The typical teaching assistantship (TA) assignment includes a maximum of 20 hours work per week. In addition to classroom time, this includes time to prepare lessons, grade assignments, and hold office hours. While serving as a teaching assistant, students may enroll in up to three courses (and be considered a full-time student). Teaching assistants receive a stipend, full tuition waiver and university health insurance coverage for the duration of their assistantship.
To help students prepare for their teaching duties, the department holds a two-day TA training workshop in August. Exceptional teachers, both experienced graduate students and faculty, will guide new students through a course designed to help them become comfortable with teaching classes and supervising labs. Throughout the time teaching at Cornell, many experienced teachers are available for advice and support.

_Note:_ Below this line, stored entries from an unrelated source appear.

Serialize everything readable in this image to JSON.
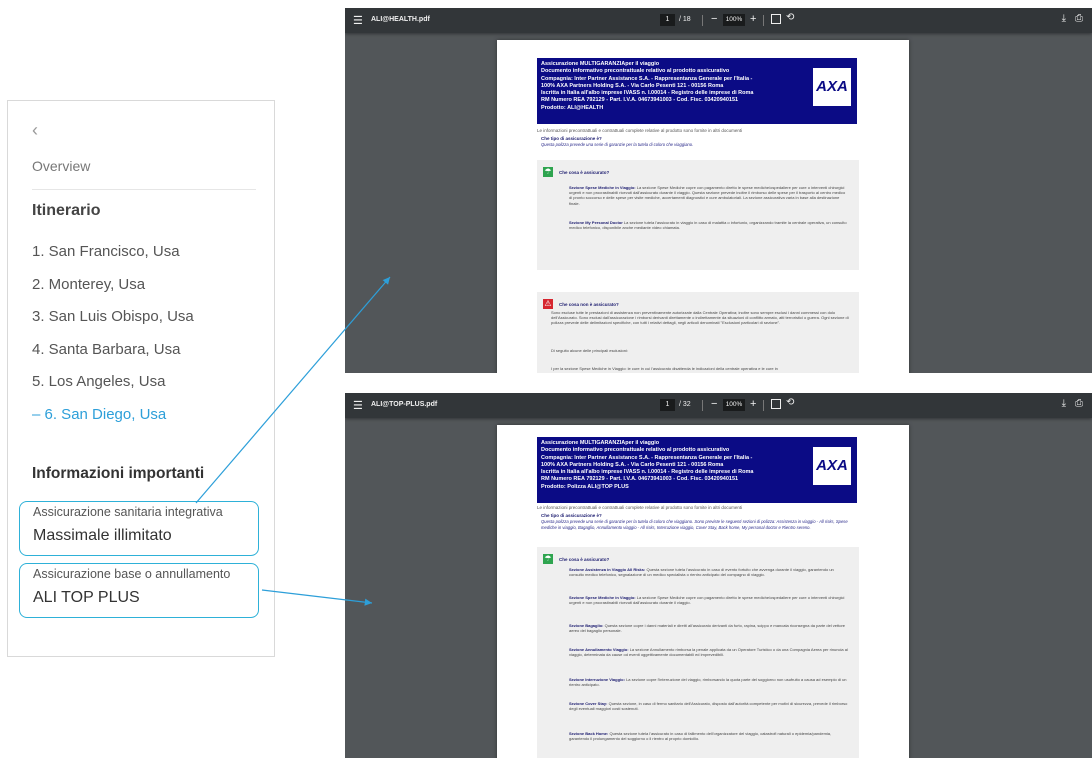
{
  "sidebar": {
    "back_icon": "chevron-left-icon",
    "overview": "Overview",
    "itinerary_title": "Itinerario",
    "itinerary": [
      {
        "label": "1. San Francisco, Usa",
        "active": false
      },
      {
        "label": "2. Monterey, Usa",
        "active": false
      },
      {
        "label": "3. San Luis Obispo, Usa",
        "active": false
      },
      {
        "label": "4. Santa Barbara, Usa",
        "active": false
      },
      {
        "label": "5. Los Angeles, Usa",
        "active": false
      },
      {
        "label": "– 6. San Diego, Usa",
        "active": true
      }
    ],
    "info_title": "Informazioni importanti",
    "cards": [
      {
        "label": "Assicurazione sanitaria integrativa",
        "value": "Massimale illimitato"
      },
      {
        "label": "Assicurazione base o annullamento",
        "value": "ALI TOP PLUS"
      }
    ]
  },
  "colors": {
    "accent": "#2d9fd9",
    "card_border": "#2eb1d8",
    "axa_blue": "#0b0b85",
    "toolbar": "#323639",
    "viewer_bg": "#525659"
  },
  "viewer1": {
    "filename": "ALI@HEALTH.pdf",
    "page": "1",
    "total": "/ 18",
    "zoom": "100%",
    "header_lines": [
      "Assicurazione MULTIGARANZIAper il viaggio",
      "Documento informativo precontrattuale relativo al prodotto assicurativo",
      "Compagnia: Inter Partner Assistance S.A. - Rappresentanza Generale per l'Italia -",
      "100% AXA Partners Holding S.A. - Via Carlo Pesenti 121 - 00156 Roma",
      "Iscritta in Italia all'albo imprese IVASS n. I.00014 - Registro delle imprese di Roma",
      "RM Numero REA 792129 - Part. I.V.A. 04673941003 - Cod. Fisc. 03420940151",
      "Prodotto: ALI@HEALTH"
    ],
    "logo": "AXA",
    "intro": "Le informazioni precontrattuali e contrattuali complete relative al prodotto sono fornite in altri documenti",
    "question": "Che tipo di assicurazione è?",
    "answer": "Questa polizza prevede una serie di garanzie per la tutela di coloro che viaggiano.",
    "box1_title": "Che cosa è assicurato?",
    "box1_sections": [
      {
        "name": "Sezione Spese Mediche in Viaggio:",
        "text": "La sezione Spese Mediche copre con pagamento diretto le spese mediche/ospedaliere per cure o interventi chirurgici urgenti e non procrastinabili ricevuti dall'assicurato durante il viaggio. Questa sezione prevede inoltre il rimborso delle spese per il trasporto al centro medico di pronto soccorso e delle spese per visite mediche, accertamenti diagnostici e cure ambulatoriali. La sezione assicurativa varia in base alla destinazione finale."
      },
      {
        "name": "Sezione My Personal Doctor",
        "text": "La sezione tutela l'assicurato in viaggio in caso di malattia o infortunio, organizzando tramite la centrale operativa, un consulto medico telefonico, disponibile anche mediante video chiamata."
      }
    ],
    "box2_title": "Che cosa non è assicurato?",
    "box2_text": "Sono escluse tutte le prestazioni di assistenza non preventivamente autorizzate dalla Centrale Operativa; inoltre sono sempre esclusi i danni commessi con dolo dell'Assicurato. Sono esclusi dall'assicurazione i rimborsi derivanti direttamente o indirettamente da situazioni di conflitto armato, atti terroristici o guerra. Ogni sezione di polizza prevede delle delimitazioni specifiche, con tutti i relativi dettagli, negli articoli denominati \"Esclusioni particolari di sezione\".",
    "box2_note": "Di seguito alcune delle principali esclusioni:",
    "box2_cut": "I per la sezione Spese Mediche in Viaggio: le cure in cui l'assicurato disattenda le indicazioni della centrale operativa e le cure in"
  },
  "viewer2": {
    "filename": "ALI@TOP-PLUS.pdf",
    "page": "1",
    "total": "/ 32",
    "zoom": "100%",
    "header_lines": [
      "Assicurazione MULTIGARANZIAper il viaggio",
      "Documento informativo precontrattuale relativo al prodotto assicurativo",
      "Compagnia: Inter Partner Assistance S.A. - Rappresentanza Generale per l'Italia -",
      "100% AXA Partners Holding S.A. - Via Carlo Pesenti 121 - 00156 Roma",
      "Iscritta in Italia all'albo imprese IVASS n. I.00014 - Registro delle imprese di Roma",
      "RM Numero REA 792129 - Part. I.V.A. 04673941003 - Cod. Fisc. 03420940151",
      "Prodotto: Polizza ALI@TOP PLUS"
    ],
    "logo": "AXA",
    "intro": "Le informazioni precontrattuali e contrattuali complete relative al prodotto sono fornite in altri documenti",
    "question": "Che tipo di assicurazione è?",
    "answer": "Questa polizza prevede una serie di garanzie per la tutela di coloro che viaggiano. Sono previste le seguenti sezioni di polizza: Assistenza in viaggio - All risks, Spese mediche in viaggio, Bagaglio, Annullamento viaggio - All risks, Interruzione viaggio, Cover Stay, Back home, My personal doctor e Rientro sereno.",
    "box1_title": "Che cosa è assicurato?",
    "box1_sections": [
      {
        "name": "Sezione Assistenza in Viaggio All Risks:",
        "text": "Questa sezione tutela l'assicurato in caso di evento fortuito che avvenga durante il viaggio, garantendo un consulto medico telefonico, segnalazione di un medico specialista o rientro anticipato del compagno di viaggio."
      },
      {
        "name": "Sezione Spese Mediche in Viaggio:",
        "text": "La sezione Spese Mediche copre con pagamento diretto le spese mediche/ospedaliere per cure o interventi chirurgici urgenti e non procrastinabili ricevuti dall'assicurato durante il viaggio."
      },
      {
        "name": "Sezione Bagaglio:",
        "text": "Questa sezione copre i danni materiali e diretti all'assicurato derivanti da furto, rapina, scippo e mancata riconsegna da parte del vettore aereo del bagaglio personale."
      },
      {
        "name": "Sezione Annullamento Viaggio:",
        "text": "La sezione Annullamento rimborsa la penale applicata da un Operatore Turistico o da una Compagnia Aerea per rinuncia al viaggio, determinata da cause od eventi oggettivamente documentabili ed imprevedibili."
      },
      {
        "name": "Sezione Interruzione Viaggio:",
        "text": "La sezione copre l'interruzione del viaggio, rimborsando la quota parte del soggiorno non usufruito a causa ad esempio di un rientro anticipato."
      },
      {
        "name": "Sezione Cover Stay:",
        "text": "Questa sezione, in caso di fermo sanitario dell'Assicurato, disposto dall'autorità competente per motivi di sicurezza, prevede il rimborso degli eventuali maggiori costi sostenuti."
      },
      {
        "name": "Sezione Back Home:",
        "text": "Questa sezione tutela l'assicurato in caso di fallimento dell'organizzatore del viaggio, catastrofi naturali o epidemia/pandemia, garantendo il prolungamento del soggiorno o il rientro al proprio domicilio."
      }
    ]
  }
}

In the second or third year of study students will probably move from teaching to research and become a faculty member’s research assistant. The appointment is always in an area relevant to your thesis topic. The typical research assistantship includes an average of twenty hours of work per week. Research assistants receive a stipend, full tuition waiver, and university health-insurance coverage for the duration of their assistantship.
For first-year and some incoming students, summer support is usually available either as a research or teaching assistant. Nearly all advanced graduate students receive stipends during the summer as fellows or research assistants to pursue their thesis research without interruption.